Whyman highlighted the work being done at the RSC to integrate British Sign Language (BSL) and having had more female artistic directors in the previous five year period than in the company’s entire history.

“In this last period it’s about making sure that… the Shakespeare we’re seeing is really intentional,” she said.

“It’s about saying what actually do these plays have to ask us about the world we live in now?”

She added: “Over these 10 years, I’ve pretty consistently cared very passionately and tried to demonstrate in my programme and my leadership about us being a national theatre company.

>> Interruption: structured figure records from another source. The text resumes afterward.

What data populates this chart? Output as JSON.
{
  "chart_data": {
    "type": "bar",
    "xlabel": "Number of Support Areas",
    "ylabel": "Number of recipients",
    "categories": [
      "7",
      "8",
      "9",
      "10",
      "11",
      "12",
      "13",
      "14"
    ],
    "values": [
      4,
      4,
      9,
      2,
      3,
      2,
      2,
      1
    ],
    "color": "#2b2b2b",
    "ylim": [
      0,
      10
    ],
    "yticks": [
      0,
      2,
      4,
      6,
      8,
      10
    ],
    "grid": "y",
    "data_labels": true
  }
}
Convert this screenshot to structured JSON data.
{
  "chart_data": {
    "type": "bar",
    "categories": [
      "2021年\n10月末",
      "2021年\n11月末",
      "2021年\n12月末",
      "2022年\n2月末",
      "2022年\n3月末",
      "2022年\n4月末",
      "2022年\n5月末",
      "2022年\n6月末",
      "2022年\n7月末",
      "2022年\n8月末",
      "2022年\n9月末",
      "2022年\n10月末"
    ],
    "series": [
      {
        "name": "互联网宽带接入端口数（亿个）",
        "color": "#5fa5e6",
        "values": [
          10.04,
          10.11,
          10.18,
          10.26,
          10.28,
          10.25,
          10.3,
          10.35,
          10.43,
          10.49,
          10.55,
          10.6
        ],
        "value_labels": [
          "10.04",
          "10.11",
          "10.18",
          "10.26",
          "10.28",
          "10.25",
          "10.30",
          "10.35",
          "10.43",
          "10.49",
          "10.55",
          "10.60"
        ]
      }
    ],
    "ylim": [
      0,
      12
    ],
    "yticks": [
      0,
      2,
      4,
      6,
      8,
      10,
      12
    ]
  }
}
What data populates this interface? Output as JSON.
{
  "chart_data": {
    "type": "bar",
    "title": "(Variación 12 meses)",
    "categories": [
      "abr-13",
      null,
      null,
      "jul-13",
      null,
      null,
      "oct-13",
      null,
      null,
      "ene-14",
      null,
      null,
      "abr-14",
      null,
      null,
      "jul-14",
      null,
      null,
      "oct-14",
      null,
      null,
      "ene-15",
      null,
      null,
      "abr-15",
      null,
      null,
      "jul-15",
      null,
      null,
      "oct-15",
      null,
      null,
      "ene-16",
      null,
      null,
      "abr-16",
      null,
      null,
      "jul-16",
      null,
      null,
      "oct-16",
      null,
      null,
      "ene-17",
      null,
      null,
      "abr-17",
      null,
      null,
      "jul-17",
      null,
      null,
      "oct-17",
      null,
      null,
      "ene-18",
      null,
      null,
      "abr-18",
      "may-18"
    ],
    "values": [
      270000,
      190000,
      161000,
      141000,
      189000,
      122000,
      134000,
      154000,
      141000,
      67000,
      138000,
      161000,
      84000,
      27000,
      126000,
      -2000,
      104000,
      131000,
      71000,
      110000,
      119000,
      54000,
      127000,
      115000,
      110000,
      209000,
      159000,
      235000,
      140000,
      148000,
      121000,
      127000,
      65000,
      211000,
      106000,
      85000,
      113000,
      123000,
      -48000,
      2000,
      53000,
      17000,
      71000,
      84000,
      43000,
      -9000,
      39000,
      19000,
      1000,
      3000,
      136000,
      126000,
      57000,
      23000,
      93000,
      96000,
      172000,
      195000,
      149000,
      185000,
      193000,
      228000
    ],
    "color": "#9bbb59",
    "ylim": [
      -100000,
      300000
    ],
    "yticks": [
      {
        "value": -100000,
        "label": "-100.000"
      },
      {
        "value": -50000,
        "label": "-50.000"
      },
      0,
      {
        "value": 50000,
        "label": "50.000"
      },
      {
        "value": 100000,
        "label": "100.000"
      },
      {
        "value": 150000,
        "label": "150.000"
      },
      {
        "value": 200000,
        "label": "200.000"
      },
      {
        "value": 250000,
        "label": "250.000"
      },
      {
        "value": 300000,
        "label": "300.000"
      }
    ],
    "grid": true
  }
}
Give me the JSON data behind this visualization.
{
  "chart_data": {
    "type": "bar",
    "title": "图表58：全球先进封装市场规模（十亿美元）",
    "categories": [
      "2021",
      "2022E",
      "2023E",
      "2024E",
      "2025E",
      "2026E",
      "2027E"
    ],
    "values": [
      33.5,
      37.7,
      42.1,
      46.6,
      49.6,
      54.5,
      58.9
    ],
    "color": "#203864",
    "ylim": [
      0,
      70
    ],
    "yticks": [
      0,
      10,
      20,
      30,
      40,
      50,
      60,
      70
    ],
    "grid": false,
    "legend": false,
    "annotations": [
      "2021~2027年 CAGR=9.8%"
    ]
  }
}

“So we’re not taking work on tour, we are making work together with the communities that we meet and get to know and all of the partner theatres and all of the partner schools.

“I suppose it’s so easy to say that, but it does take leadership from the centre of the organisation, and I’m really proud that that has become non-negotiable at the RSC and sort of defines who we are.

“Shakespeare does belong to everyone and does have something to offer us all.”

Whyman originally joined the RSC as deputy artistic director in January 2013.

She took on the role of acting artistic director in September 2021, filling in for artistic director Gregory Doran.

Doran took a period of compassionate leave after his husband Sir Antony Sher was diagnosed with a terminal illness, and later stepped down officially after the theatre star died.

At the request of the RSC board, Whyman had continued as acting artistic director until June 2023, after which she plans to leave the company to pursue a freelance career.

As part of her final season Whyman will direct the premiere production of Mark Ravenhill’s Ben and Imo.

Coronavirus – Fri Jul 24, 2020
Erica Whyman (Ellie Kurttz/RSC/PA)

The witty and revealing play will examine the creative relationship between Benjamin Britten and Imogen Holst, and is due to open in the Swan Theatre in Spring 2024.

Also included in the season are two new productions in the Royal Shakespeare Theatre and a new Shakespeare touring production adapted for ages 8-13 years.

Whyman said she was “properly proud” to be announcing her final season.

“To lead this organisation out of the pandemic has been a privilege and I am enormously proud of the strong foundations I leave for its next chapter,” she said.

“This season and the artists who lead it… embody the qualities I hope have defined my tenure; courage, honesty and ingenuity.

“I am grateful to them and all the artists and staff who have walked these last wild and rewarding years with me.”